A game like mario cart should have two modes. Party mode, where everybody is playing on the same terms. Expert mode, where macro plays a bigger role.

Even during parties, the properties of choosing different characters do make the game more dynamic which in the end means more fun. What sucks is when one of the players have spent the whole week before plugging all the numbers into Excel and knows how beat everyone else optimally. But where do you draw the line? Is this more unfair than practicing driving one track a whole week?

One have to accept that games can not be always fair. Same thing in sports, try playing tennis vs someone who has competed before, a casual player will not stand a chance to even hit a single ball, even if you give the pro a much worse racket.

Balancing a game to allow casual and pro players to compete on equal terms is extremely difficult and can often backfire into making the game extremely trivial, only depending on roll of dice. Knowing if you are playing an excel-game or a reflex-game should be presented clearly to makes things a bit more fair.


It's certainly possible to build a racket that can nerf a pro.

Anything with large bumps will do.


Right, it's like Photoshop shilling itself as "over 1bn builds!"

Well obviously, it's probably actually infinite number of things you can do with it. That... should not really be a selling point.


This is why I preferred Shadow Warrior 2 to Borderlands. Millions of randomly generated guns sounds nice, except they're mostly trash. I'd rather have the 70 hand-crafted options in SW2.


That’s why my go-to Mario kart is the N64 version. No bs just pick a character and go


Nah, Mario Kart 8 is great. You don't _need_ to min/max every stat. Actually, you specifically have to press a specific button to even see the stats at all. Otherwise, everything just appears to be cosmetic.

For the most part, once you've got your kart dialed it. It is still "pick your character and go". It's one of my goto games for "I want to do something for a few minutes to unwind" (which usually ends up with me more frustrated and on edge than unwound haha).
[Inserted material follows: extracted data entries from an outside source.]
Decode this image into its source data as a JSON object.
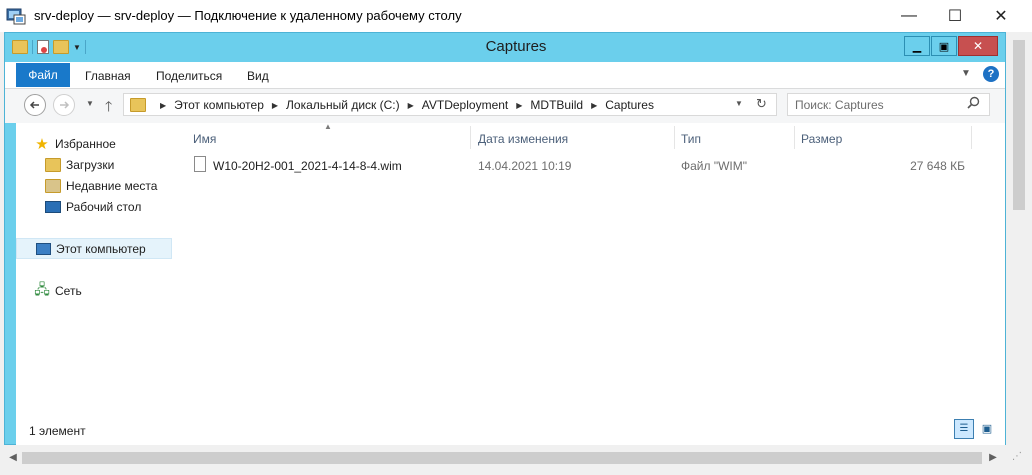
{
  "rdp": {
    "title": "srv-deploy — srv-deploy — Подключение к удаленному рабочему столу",
    "minimize": "—",
    "maximize": "☐",
    "close": "✕"
  },
  "explorer": {
    "title": "Captures",
    "minimize": "▁",
    "maximize": "▣",
    "close": "✕"
  },
  "ribbon": {
    "tabs": [
      "Файл",
      "Главная",
      "Поделиться",
      "Вид"
    ],
    "help": "?"
  },
  "address": {
    "crumbs": [
      "Этот компьютер",
      "Локальный диск (C:)",
      "AVTDeployment",
      "MDTBuild",
      "Captures"
    ]
  },
  "search": {
    "placeholder": "Поиск: Captures"
  },
  "nav": {
    "favorites": "Избранное",
    "downloads": "Загрузки",
    "recent": "Недавние места",
    "desktop": "Рабочий стол",
    "thispc": "Этот компьютер",
    "network": "Сеть"
  },
  "columns": {
    "name": "Имя",
    "date": "Дата изменения",
    "type": "Тип",
    "size": "Размер"
  },
  "files": [
    {
      "name": "W10-20H2-001_2021-4-14-8-4.wim",
      "date": "14.04.2021 10:19",
      "type": "Файл \"WIM\"",
      "size": "27 648 КБ"
    }
  ],
  "status": {
    "count": "1 элемент"
  },
  "colors": {
    "explorer_frame": "#6bcfec",
    "file_tab": "#1979ca",
    "selected_nav": "#e5f3fb",
    "close_button": "#c75050"
  }
}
yeah but the new go-kart dynamics are all strange to me with the glider sails and other new gameplay stuff it makes it feel way different then the simplistic N64 version


I have not played many recent games but Scorched Earth was always one of my favorites. The economy allowed you to discover new weapons as you progressed in skill. I do agree as the number of combinations increases that seems like it would take away from the novelty of getting a new item. After all, novelty seeking is what we want, not mindless optimization.

Storyline is nice but if I want to watch a movie I'll pop in a DVD and get popcorn. Cutscenes get in the way after the first play through. Timeless games have some storyline but let you enjoy the game even if you skip the cutscenes.